Una de las pelis más importantes de la filmografía del autor de Adiós a las armas es sin duda Till We Meet Again, cinta producida y dirigida por el genio nacido en Utah para la Paramount en el año 1944 y muy alejada de las cuantiosas obras propagandísticas que los grandes estudios de Hollywood produjeron en esos años para levantar la moral de la sociedad de la época.

La cinta podría englobarse en el subgénero de pelis de la Resistencia francesa en la Francia ocupada por los nazis en las postrimerías de la II Guerra Mundial, pero, más allá del artificio que supone fijar la acción en este ecosistema, Borzage dio un paso adelante produciendo un film hermoso, técnicamente impecable rodado en esos decorados prodigiosos tan presentes en el cine estadounidense de esta década de oro y que analiza con mucho mimo, sin caer nunca en terrenos artificiosos o maniqueos, temas tan complejos como el amor platónico, el poder de un arma tan potente como el sacrificio o como la fe en Cristo (Borzage era un ferviente cristiano) puede servir para derrotar a la barbarie.

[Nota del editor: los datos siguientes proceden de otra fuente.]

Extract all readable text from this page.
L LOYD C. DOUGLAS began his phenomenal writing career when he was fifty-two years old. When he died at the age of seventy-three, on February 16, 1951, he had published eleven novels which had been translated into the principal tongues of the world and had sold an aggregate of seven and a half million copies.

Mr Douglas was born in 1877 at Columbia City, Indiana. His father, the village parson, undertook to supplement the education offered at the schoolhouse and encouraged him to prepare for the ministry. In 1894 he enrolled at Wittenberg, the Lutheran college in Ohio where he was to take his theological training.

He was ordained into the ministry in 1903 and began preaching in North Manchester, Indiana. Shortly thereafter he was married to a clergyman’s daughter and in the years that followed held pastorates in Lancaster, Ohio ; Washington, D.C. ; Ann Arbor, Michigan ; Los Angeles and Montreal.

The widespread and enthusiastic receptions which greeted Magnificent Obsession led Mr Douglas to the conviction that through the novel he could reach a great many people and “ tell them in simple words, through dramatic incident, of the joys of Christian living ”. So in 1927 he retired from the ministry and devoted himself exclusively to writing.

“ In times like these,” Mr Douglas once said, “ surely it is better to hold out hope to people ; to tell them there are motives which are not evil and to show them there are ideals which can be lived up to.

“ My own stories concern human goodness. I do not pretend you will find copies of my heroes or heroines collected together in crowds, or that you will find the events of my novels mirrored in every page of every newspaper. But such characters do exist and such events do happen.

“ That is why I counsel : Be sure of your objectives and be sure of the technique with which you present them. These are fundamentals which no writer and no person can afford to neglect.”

La trama no puede ser más sencilla. Nos hallamos en un pequeño pueblo de la Francia ocupada, donde en un convento una madre superiora ejerce labores de apoyo a la resistencia con la ayuda de un jardinero. En el claustro se encuentra una novicia llamada Sor Clothilde (Barbara Britton) que se refugió en el convento por una serie de traumas infantiles. Los nazis están rastreando la zona buscando a un aviador americano llamado John (Ray Milland) que trata de llevar a Inglaterra unos importantes papeles que albergan secretos militares de relevancia. John encontrará refugio en el santuario, pero el jefe de la Gestapo de la zona, con ayuda del alcalde, intuirán que el soldado yanqui se esconde entre las paredes del noviciado. En una refriega la madre superiora será herida de muerte, y John deberá huir hacia una estación de ferrocarril con la ayuda de Sor Clothilde, que tomará la identidad de la esposa de John para ayudar a ocultarle de los nazis.

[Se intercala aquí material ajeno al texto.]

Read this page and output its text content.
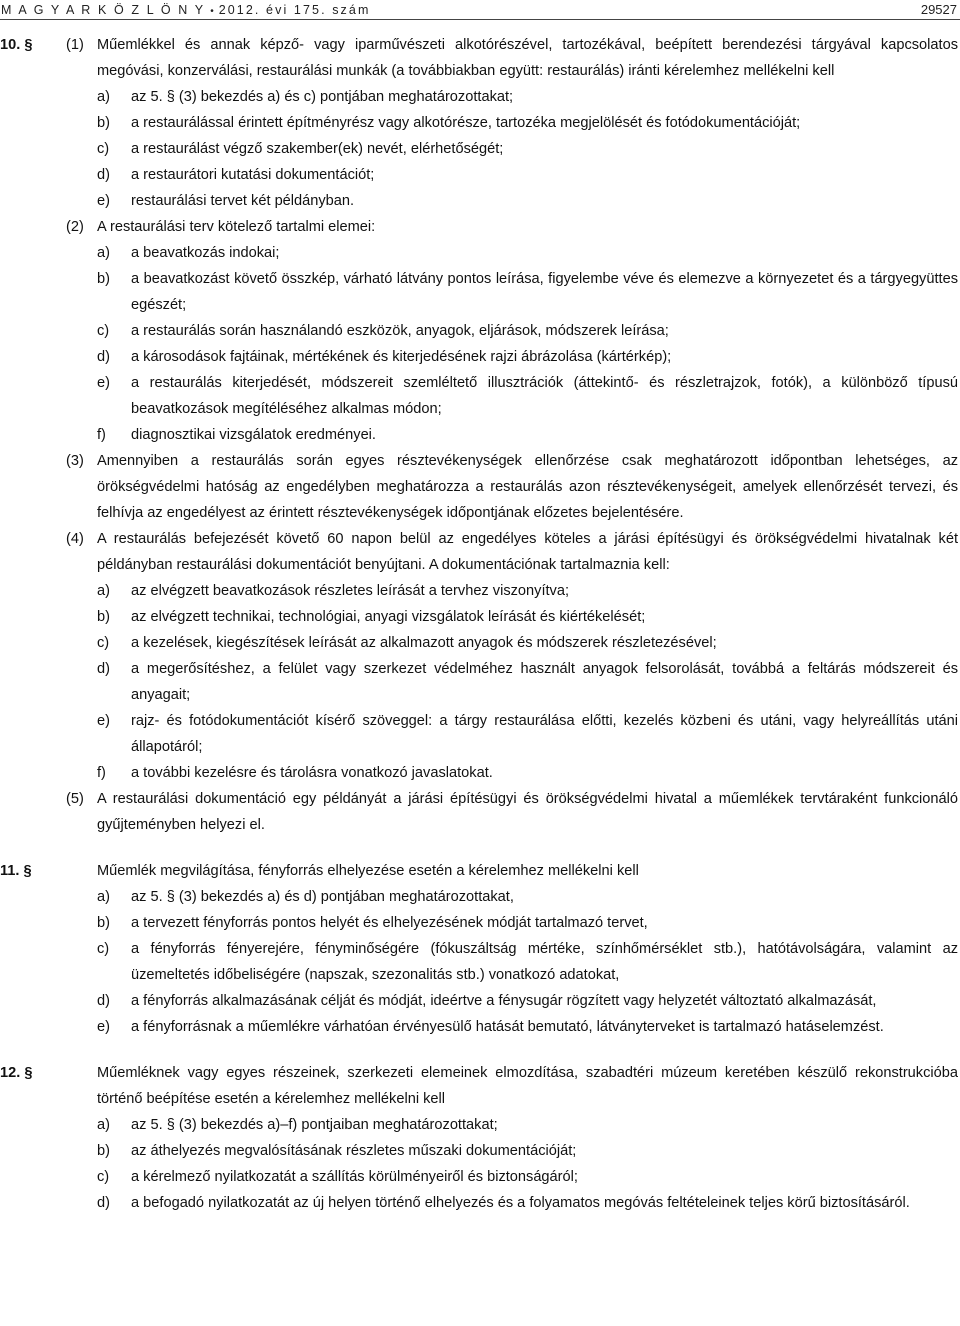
M A G Y A R K Ö Z L Ö N Y • 2012. évi 175. szám	29527
10. § (1) Műemlékkel és annak képző- vagy iparművészeti alkotórészével, tartozékával, beépített berendezési tárgyával kapcsolatos megóvási, konzerválási, restaurálási munkák (a továbbiakban együtt: restaurálás) iránti kérelemhez mellékelni kell
a) az 5. § (3) bekezdés a) és c) pontjában meghatározottakat;
b) a restaurálással érintett építményrész vagy alkotórésze, tartozéka megjelölését és fotódokumentációját;
c) a restaurálást végző szakember(ek) nevét, elérhetőségét;
d) a restaurátori kutatási dokumentációt;
e) restaurálási tervet két példányban.
(2) A restaurálási terv kötelező tartalmi elemei:
a) a beavatkozás indokai;
b) a beavatkozást követő összkép, várható látvány pontos leírása, figyelembe véve és elemezve a környezetet és a tárgyegyüttes egészét;
c) a restaurálás során használandó eszközök, anyagok, eljárások, módszerek leírása;
d) a károsodások fajtáinak, mértékének és kiterjedésének rajzi ábrázolása (kártérkép);
e) a restaurálás kiterjedését, módszereit szemléltető illusztrációk (áttekintő- és részletrajzok, fotók), a különböző típusú beavatkozások megítéléséhez alkalmas módon;
f) diagnosztikai vizsgálatok eredményei.
(3) Amennyiben a restaurálás során egyes résztevékenységek ellenőrzése csak meghatározott időpontban lehetséges, az örökségvédelmi hatóság az engedélyben meghatározza a restaurálás azon résztevékenységeit, amelyek ellenőrzését tervezi, és felhívja az engedélyest az érintett résztevékenységek időpontjának előzetes bejelentésére.
(4) A restaurálás befejezését követő 60 napon belül az engedélyes köteles a járási építésügyi és örökségvédelmi hivatalnak két példányban restaurálási dokumentációt benyújtani. A dokumentációnak tartalmaznia kell:
a) az elvégzett beavatkozások részletes leírását a tervhez viszonyítva;
b) az elvégzett technikai, technológiai, anyagi vizsgálatok leírását és kiértékelését;
c) a kezelések, kiegészítések leírását az alkalmazott anyagok és módszerek részletezésével;
d) a megerősítéshez, a felület vagy szerkezet védelméhez használt anyagok felsorolását, továbbá a feltárás módszereit és anyagait;
e) rajz- és fotódokumentációt kísérő szöveggel: a tárgy restaurálása előtti, kezelés közbeni és utáni, vagy helyreállítás utáni állapotáról;
f) a további kezelésre és tárolásra vonatkozó javaslatokat.
(5) A restaurálási dokumentáció egy példányát a járási építésügyi és örökségvédelmi hivatal a műemlékek tervtáraként funkcionáló gyűjteményben helyezi el.
11. §	Műemlék megvilágítása, fényforrás elhelyezése esetén a kérelemhez mellékelni kell
a) az 5. § (3) bekezdés a) és d) pontjában meghatározottakat,
b) a tervezett fényforrás pontos helyét és elhelyezésének módját tartalmazó tervet,
c) a fényforrás fényerejére, fényminőségére (fókuszáltság mértéke, színhőmérséklet stb.), hatótávolságára, valamint az üzemeltetés időbeliségére (napszak, szezonalitás stb.) vonatkozó adatokat,
d) a fényforrás alkalmazásának célját és módját, ideértve a fénysugár rögzített vagy helyzetét változtató alkalmazását,
e) a fényforrásnak a műemlékre várhatóan érvényesülő hatását bemutató, látványterveket is tartalmazó hatáselemzést.
12. §	Műemléknek vagy egyes részeinek, szerkezeti elemeinek elmozdítása, szabadtéri múzeum keretében készülő rekonstrukcióba történő beépítése esetén a kérelemhez mellékelni kell
a) az 5. § (3) bekezdés a)–f) pontjaiban meghatározottakat;
b) az áthelyezés megvalósításának részletes műszaki dokumentációját;
c) a kérelmező nyilatkozatát a szállítás körülményeiről és biztonságáról;
d) a befogadó nyilatkozatát az új helyen történő elhelyezés és a folyamatos megóvás feltételeinek teljes körű biztosításáról.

La peli seguirá los pasos de esta extraña pareja, y el surgimiento de una especie de amor espiritual no consumado entre un aviador al que le están esperando en su país su esposa y su hijo y esa célibe que descubrirá que a veces es importante renunciar a la comodidad del aislamiento personal y la soledad para alcanzar la felicidad que conlleva encontrar ese alma gemela que te acompaña en los buenos y malos momentos.

La guerra estará presente de un modo coyuntural, dejándose sentir en un par de escenas de acción técnicamente insuperables, pues lo que realmente marcará la diferencia en este bello cuento bélico será la relación que se establecerá a través de leves conversaciones cotidianas entre John y Clothilde. Una relación que jamás tocará el reverso carnal, convirtiéndose en una parábola que revela que a través del humanismo y el amor todos los obstáculos son salvables, incluso los más elevados y difíciles de superar.

A destacar su impresionante fotografía de tonos taciturnos y pesadillescos, remarcando de este modo el ambiente opresor vinculado a la ocupación nazi y una puesta en escena que es pura poesía cinematográfica.

Poseedora de una atmósfera trascendental potentísima Till We Meet Again se alza como una de las más poderosas gemas de la filmografía de Borzage, cincelada con una esmeralda de muchos quilates gracias a un final inolvidable, tan triste como esperanzador, que testifica que la fe puede ser el camino necesario para lograr esos objetivos que dan sentido a nuestra existencia.

Escrito por Rubén Redondo

 

La colina de los diablos de acero (Anthony Mann)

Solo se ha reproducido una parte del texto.